Was it G20? Potholes? 67? Rage Bait? Corruption? What ‘Word of the Year’ really defined us in 2025?
South Africa (28 December 2025) – When PanSALB announced “G20” as South Africa’s Word of the Year, it felt like déjà vu. Another official choice that echoed the news cycle but not necessarily the lived experience of the country. People laughed, debated and disagreed, not because the term wasn’t relevant but because it didn’t feel like the heartbeat of 2025.
It didn’t sound like the queues, the WhatsApp groups, the Saturday volunteer shifts, the neighbours helping neighbours. And it made us wonder: if this is the word that’s supposed to define us, then who gets to decide what story we’re telling?
On the 23rd of December 2025, the Pan South African Language Board (PanSALB), in partnership with Focal Points, revealed that “G20” had been chosen as South Africa’s ‘Word of the Year’. After reviewing a shortlist that included ‘Government of National Unity’, ‘Tariffs’, ‘Femicide’, and the ‘Madlanga Commission’, the decision was framed as the result of metrics, trends and prevalence across media and public discourse. Given the scale of conversation around South Africa’s role within the G20 this year, it makes sense in a technical way. It is topical. It is politically significant. It was unavoidable in conversation.
But the question that kept coming up for us is, does topical always equal meaningful?
The reaction online suggested otherwise. The comments ranged from cynical to comedic, with South Africans questioning whether this word truly captured the essence of 2025.
“Seriously, who comes up with this kak?”
“Are you sure it’s not potholes?”
“Corrupt. That’s the noun and the verb.”
Some responses were humorous, some were hectic (things we cannot repost here), but most came from a place of wanting the story of South Africa to feel like it belongs to the people living it… not just the institutions reporting on it.
When you look back at the history of South Africa’s Word of the Year, a trend emerges. The selections lean heavily into political and social turmoil:
• 2017: State Capture
• 2018: Land Expropriation Without Compensation
• 2019: Zondo Commission
• 2020: Lockdown
• 2021: No official selection
• 2022: Load-shedding
• 2023: Russia-Ukraine
• 2024: No official selection
• 2025: G20
These words reflect where we have been but they rarely reflect who we are.
We broadened our view for a moment and looked at global language trends. Around the world, multiple dictionaries and language institutions made their own selections for 2025. There was no consensus but these were the leading choices:
• Dictionary.com: 67
• Oxford University Press: rage bait
• Merriam-Webster: slop
• Cambridge Dictionary: parasocial
All undeniably relevant and all revealing something about the world in 2025. But none of them felt like a fit for us. For South Africa. 67 maybe works. But does it really?
So, we turned inward. We opened our own archives. We revisited every story you sent us, every headline that moved you and every update that made the country pause. We scanned a year of Good Things Guy reporting with a single question in mind: If we could choose a ‘Word of the Year’ based on the good, based on the lived reality of kindness, courage and connection, what would it be?
That is when it started to appear. In schools and charities. In hospitals and sports arenas. In WhatsApp groups and crowdfunding pages. In the quiet corners where the news cameras never seem to go.
2025 was the year South Africans didn’t wait to be asked to show up for each other; they just did. It was the year we watched teenagers build apps to help their communities. Teachers used their own salaries to help pupils. Neighbours doing good things for neighbours. Volunteers giving all their time to others. Creatives shared platforms. Medical staff offered care long after shifts ended. Every day, people became lifelines for each other in moments where it mattered most.

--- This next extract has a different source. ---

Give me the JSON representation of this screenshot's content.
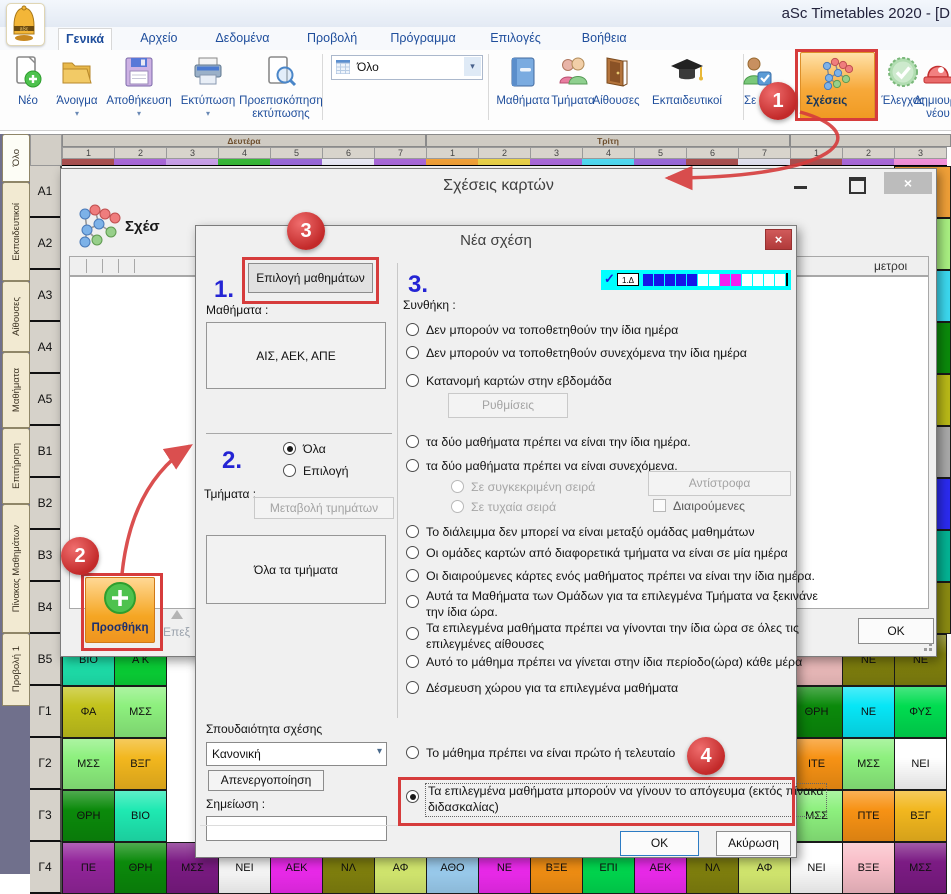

Then something remarkable happened… the world noticed.
A global study by Remitly analysed generosity across 25 countries and found that South Africans ranked as the most generous nation on Earth, driven not by wealth, but by empathy and a deep sense of shared humanity. The data measured emotional support, community involvement, interpersonal care and “the willingness to put others first.” It cited an “instinctive sense of shared responsibility” and a culture where “quiet acts of support are deeply ingrained.”
When we placed that research alongside the stories we told this year, there was only one word that made sense.

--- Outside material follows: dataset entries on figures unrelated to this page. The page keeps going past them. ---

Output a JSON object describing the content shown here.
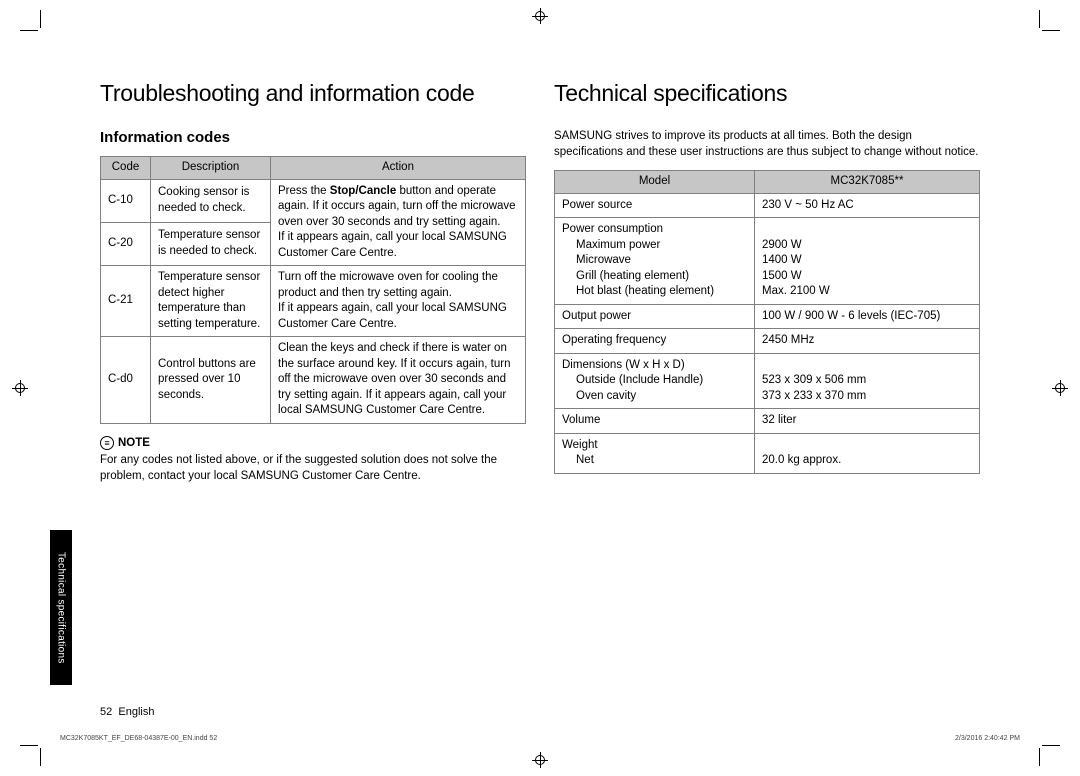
{
  "left": {
    "heading": "Troubleshooting and information code",
    "subheading": "Information codes",
    "table": {
      "headers": [
        "Code",
        "Description",
        "Action"
      ],
      "rows": [
        {
          "code": "C-10",
          "desc": "Cooking sensor is needed to check.",
          "action": null
        },
        {
          "code": "C-20",
          "desc": "Temperature sensor is needed to check.",
          "action": null
        },
        {
          "code": "C-21",
          "desc": "Temperature sensor detect higher temperature than setting temperature.",
          "action": "Turn off the microwave oven for cooling the product and then try setting again.\nIf it appears again, call your local SAMSUNG Customer Care Centre."
        },
        {
          "code": "C-d0",
          "desc": "Control buttons are pressed over 10 seconds.",
          "action": "Clean the keys and check if there is water on the surface around key. If it occurs again, turn off the microwave oven over 30 seconds and try setting again. If it appears again, call your local SAMSUNG Customer Care Centre."
        }
      ],
      "merged_action_prefix": "Press the ",
      "merged_action_bold": "Stop/Cancle",
      "merged_action_rest": " button and operate again. If it occurs again, turn off the microwave oven over 30 seconds and try setting again.\nIf it appears again, call your local SAMSUNG Customer Care Centre."
    },
    "note_label": "NOTE",
    "note_text": "For any codes not listed above, or if the suggested solution does not solve the problem, contact your local SAMSUNG Customer Care Centre."
  },
  "right": {
    "heading": "Technical specifications",
    "intro": "SAMSUNG strives to improve its products at all times. Both the design specifications and these user instructions are thus subject to change without notice.",
    "table": {
      "header_left": "Model",
      "header_right": "MC32K7085**",
      "rows": [
        {
          "label": "Power source",
          "value": "230 V ~ 50 Hz AC",
          "indents": []
        },
        {
          "label": "Power consumption",
          "value": "",
          "indents": [
            {
              "l": "Maximum power",
              "v": "2900 W"
            },
            {
              "l": "Microwave",
              "v": "1400 W"
            },
            {
              "l": "Grill (heating element)",
              "v": "1500 W"
            },
            {
              "l": "Hot blast (heating element)",
              "v": "Max. 2100 W"
            }
          ]
        },
        {
          "label": "Output power",
          "value": "100 W / 900 W - 6 levels (IEC-705)",
          "indents": []
        },
        {
          "label": "Operating frequency",
          "value": "2450 MHz",
          "indents": []
        },
        {
          "label": "Dimensions (W x H x D)",
          "value": "",
          "indents": [
            {
              "l": "Outside (Include Handle)",
              "v": "523 x 309 x 506 mm"
            },
            {
              "l": "Oven cavity",
              "v": "373 x 233 x 370 mm"
            }
          ]
        },
        {
          "label": "Volume",
          "value": "32 liter",
          "indents": []
        },
        {
          "label": "Weight",
          "value": "",
          "indents": [
            {
              "l": "Net",
              "v": "20.0 kg approx."
            }
          ]
        }
      ]
    }
  },
  "side_tab": "Technical specifications",
  "page_number_prefix": "52",
  "page_number_lang": "English",
  "footer_file": "MC32K7085KT_EF_DE68-04387E-00_EN.indd   52",
  "footer_date": "2/3/2016   2:40:42 PM"
}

Our Word of the Year is: Generosity.
Not as a trend or as a counter-argument. Not as a feel-good marketing exercise. But because it is the truest reflection of what we witnessed. It encapsulates the heart of this country more accurately than any policy term or geopolitical headline. It is the word that showed up without us looking for it. And then revealed itself everywhere once we did.
We are not pretending everything is perfect. We know the headlines. We feel the impact. We all face the same challenges. But we also walk among people who prove, again and again, that kindness is not conditional. That care is not cancelled. That generosity is not a luxury; it is a language spoken fluently here. If this year has taught us anything, it is that South Africa is not defined by what hurts us but by how we heal each other.
South Africans are the world’s most generous nation. That is a fact… and ‘generosity’ is our official 2025 ‘Word of the Year’.